When does eV-to-J conversion appear in real work?
It appears in semiconductor band-gap eV translated to J for solid-state physics and device-engineering documentation and in particle-physics beam-energy GeV-and-TeV translated to J for accelerator-physics-engineering documentation.

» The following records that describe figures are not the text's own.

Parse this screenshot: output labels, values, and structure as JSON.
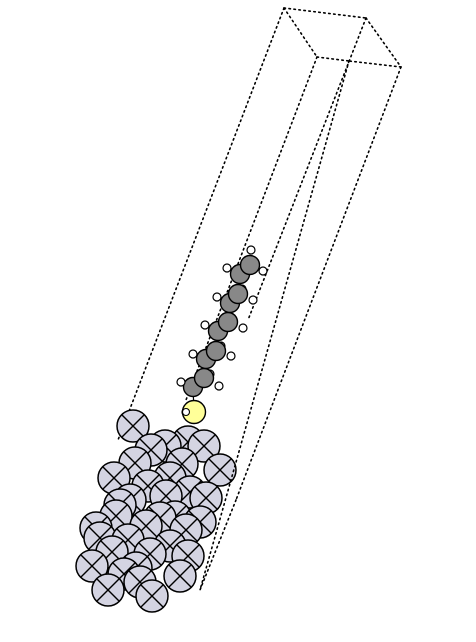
{
  "diagram": {
    "kind": "molecular-simulation-cell",
    "colors": {
      "background": "#ffffff",
      "cell_edge": "#000000",
      "metal_atom_fill": "#d4d4e2",
      "sulfur_atom_fill": "#ffff99",
      "carbon_atom_fill": "#888888",
      "hydrogen_atom_fill": "#ffffff",
      "atom_outline": "#000000"
    },
    "atoms": {
      "metal_count": 36,
      "sulfur_count": 1,
      "carbon_count": 10,
      "hydrogen_count": 21
    }
  }
}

It also appears in atomic-and-molecular spectroscopy eV translated to J for chemistry-engineering and JCAMP-DX format and in solar-cell photon-energy eV translated to J for photovoltaic-engineering quantum-efficiency documentation. The conversion is one of the most-run microscopic-to-macroscopic energy conversions in modern physics-and-engineering work.
How precise should eV-to-J be for engineering work?
For engineering work the eV-to-J conversion is exact (factor 1.602176634 × 10⁻¹⁹ exactly via the 2019 SI redefinition), and the precision allowance comes from the underlying source-measurement precision rather than the conversion itself. Most engineering documentation rounds to four significant figures (1 eV ≈ 1.602 × 10⁻¹⁹ J), which is sufficient for typical semiconductor, atomic-physics, and particle-physics applications. Higher-precision applications (atomic-clock metrology, fundamental-physics) preserve more digits.